The group, formed from the merger of Fiat Chrysler and PSA Group, will pay a dividend of 1.34 euros a share, up from 1.04 euros the previous year.
The buyback will run through the end of the year.
Returns during the second half of 2022 declined compared to the first because of the supply-chain snarls. Adjusted earnings before interest and tax (EBIT) were 10.95 billion euros in the July to December period. The margin was 12 percent in the second half, down from 14.1 percent in the first six months.
Stellantis said all of its regions were growing and delivering record profitability, including Europe.
Palmer said vehicle shipments for the group fell 2 percent last year, mainly due to issues with its supply chain, notably with semiconductors and logistics, especially in Europe.
“Challenges continue in securing capacity for (vehicle) outbound transportation (to customers),” he said. “Semiconductors continue to be a problem, I do not think the situation will be fully resolved in 2023,” Palmer said.
Stellantis said it had so far made cash synergies of 7.1 billion euros. That places it two years ahead of schedule in its target to reach annual cost savings of 5 billion euros.

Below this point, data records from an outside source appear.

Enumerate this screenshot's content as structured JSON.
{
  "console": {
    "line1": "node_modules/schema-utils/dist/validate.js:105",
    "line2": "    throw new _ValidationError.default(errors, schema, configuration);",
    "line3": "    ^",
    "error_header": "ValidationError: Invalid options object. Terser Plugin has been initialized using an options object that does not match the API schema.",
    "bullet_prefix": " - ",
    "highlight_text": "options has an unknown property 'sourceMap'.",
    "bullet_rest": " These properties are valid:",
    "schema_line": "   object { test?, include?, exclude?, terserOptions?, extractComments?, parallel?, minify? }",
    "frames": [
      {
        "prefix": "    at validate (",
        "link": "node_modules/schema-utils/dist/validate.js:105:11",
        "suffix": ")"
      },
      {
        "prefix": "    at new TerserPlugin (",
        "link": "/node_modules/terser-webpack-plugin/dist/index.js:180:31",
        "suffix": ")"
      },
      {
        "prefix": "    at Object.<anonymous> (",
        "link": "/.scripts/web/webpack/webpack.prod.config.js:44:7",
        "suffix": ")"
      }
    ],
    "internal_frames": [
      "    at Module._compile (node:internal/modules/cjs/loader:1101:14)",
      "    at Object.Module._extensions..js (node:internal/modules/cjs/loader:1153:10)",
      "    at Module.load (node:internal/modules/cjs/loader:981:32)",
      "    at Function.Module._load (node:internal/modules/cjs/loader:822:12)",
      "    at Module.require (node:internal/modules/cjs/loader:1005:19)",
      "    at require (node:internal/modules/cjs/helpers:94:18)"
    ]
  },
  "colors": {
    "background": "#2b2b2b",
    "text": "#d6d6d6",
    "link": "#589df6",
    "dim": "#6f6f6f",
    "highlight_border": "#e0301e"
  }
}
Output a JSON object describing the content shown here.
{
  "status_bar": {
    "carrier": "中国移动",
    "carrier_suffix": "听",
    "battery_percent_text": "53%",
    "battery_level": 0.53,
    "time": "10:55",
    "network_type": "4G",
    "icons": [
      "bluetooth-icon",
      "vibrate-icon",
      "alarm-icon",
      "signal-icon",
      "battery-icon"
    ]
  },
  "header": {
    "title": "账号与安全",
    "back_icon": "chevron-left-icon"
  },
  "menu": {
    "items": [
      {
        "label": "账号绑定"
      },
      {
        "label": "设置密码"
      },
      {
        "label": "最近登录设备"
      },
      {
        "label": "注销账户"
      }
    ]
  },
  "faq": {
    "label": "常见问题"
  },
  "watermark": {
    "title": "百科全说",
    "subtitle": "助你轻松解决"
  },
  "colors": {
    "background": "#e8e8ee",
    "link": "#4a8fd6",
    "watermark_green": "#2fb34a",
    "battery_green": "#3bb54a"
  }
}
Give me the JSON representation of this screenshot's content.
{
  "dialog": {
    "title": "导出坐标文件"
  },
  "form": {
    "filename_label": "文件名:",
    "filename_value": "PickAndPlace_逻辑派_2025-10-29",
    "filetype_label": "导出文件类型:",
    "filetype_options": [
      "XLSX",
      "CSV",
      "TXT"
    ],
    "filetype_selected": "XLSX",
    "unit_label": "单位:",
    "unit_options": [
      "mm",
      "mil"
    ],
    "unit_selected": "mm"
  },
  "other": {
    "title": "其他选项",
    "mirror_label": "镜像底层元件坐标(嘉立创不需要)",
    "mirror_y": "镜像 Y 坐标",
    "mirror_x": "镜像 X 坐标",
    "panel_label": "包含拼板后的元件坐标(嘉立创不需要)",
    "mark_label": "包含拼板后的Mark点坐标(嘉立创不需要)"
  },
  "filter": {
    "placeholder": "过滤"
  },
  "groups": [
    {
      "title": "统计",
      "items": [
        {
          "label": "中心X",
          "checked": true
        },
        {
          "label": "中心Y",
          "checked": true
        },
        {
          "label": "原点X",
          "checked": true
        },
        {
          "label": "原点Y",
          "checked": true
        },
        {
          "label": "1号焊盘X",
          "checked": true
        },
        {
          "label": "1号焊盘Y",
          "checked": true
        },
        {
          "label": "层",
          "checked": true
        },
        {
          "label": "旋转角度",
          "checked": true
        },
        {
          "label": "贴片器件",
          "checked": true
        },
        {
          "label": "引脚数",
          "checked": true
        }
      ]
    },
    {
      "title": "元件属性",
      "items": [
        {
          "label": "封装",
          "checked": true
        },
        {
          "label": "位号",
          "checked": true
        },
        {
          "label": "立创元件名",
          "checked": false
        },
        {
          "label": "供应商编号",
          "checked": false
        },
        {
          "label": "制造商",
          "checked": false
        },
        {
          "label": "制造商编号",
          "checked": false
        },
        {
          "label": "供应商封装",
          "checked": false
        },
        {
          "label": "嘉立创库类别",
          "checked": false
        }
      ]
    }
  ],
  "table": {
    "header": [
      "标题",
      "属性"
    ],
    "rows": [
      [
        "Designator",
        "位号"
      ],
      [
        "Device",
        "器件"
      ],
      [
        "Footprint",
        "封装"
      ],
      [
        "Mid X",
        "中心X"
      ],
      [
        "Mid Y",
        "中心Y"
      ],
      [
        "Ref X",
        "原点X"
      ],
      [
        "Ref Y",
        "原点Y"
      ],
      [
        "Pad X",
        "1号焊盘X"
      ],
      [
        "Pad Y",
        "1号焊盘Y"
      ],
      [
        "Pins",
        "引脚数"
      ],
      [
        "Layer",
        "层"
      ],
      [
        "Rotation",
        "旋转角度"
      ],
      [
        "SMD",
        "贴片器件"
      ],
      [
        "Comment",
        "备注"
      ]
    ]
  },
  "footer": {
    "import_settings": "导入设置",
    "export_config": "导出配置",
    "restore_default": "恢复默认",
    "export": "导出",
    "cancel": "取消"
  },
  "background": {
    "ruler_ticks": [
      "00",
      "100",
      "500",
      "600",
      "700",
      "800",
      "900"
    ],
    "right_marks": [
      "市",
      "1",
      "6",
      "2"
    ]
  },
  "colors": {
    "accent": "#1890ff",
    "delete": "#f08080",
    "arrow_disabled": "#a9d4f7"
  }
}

Automakers are still struggling to source enough parts, with logistics problems adding to the fray to delay deliveries. Truck driver and train shortages during the second half left thousands of cars stuck around at Stellantis’s Sochaux plant in eastern France, with peer Volkswagen also reporting that disruptions left it with a glut of unsold vehicles.
The difficulties in getting vehicles to car buyers are adding to manufacturers’ already long order books they say will buffer against a slowing global economy.
While price cuts at automakers including Tesla and Ford on EVs do not bode well for the months ahead, Stellantis rival Renault this month said it expects rising returns after overhauling its model offering.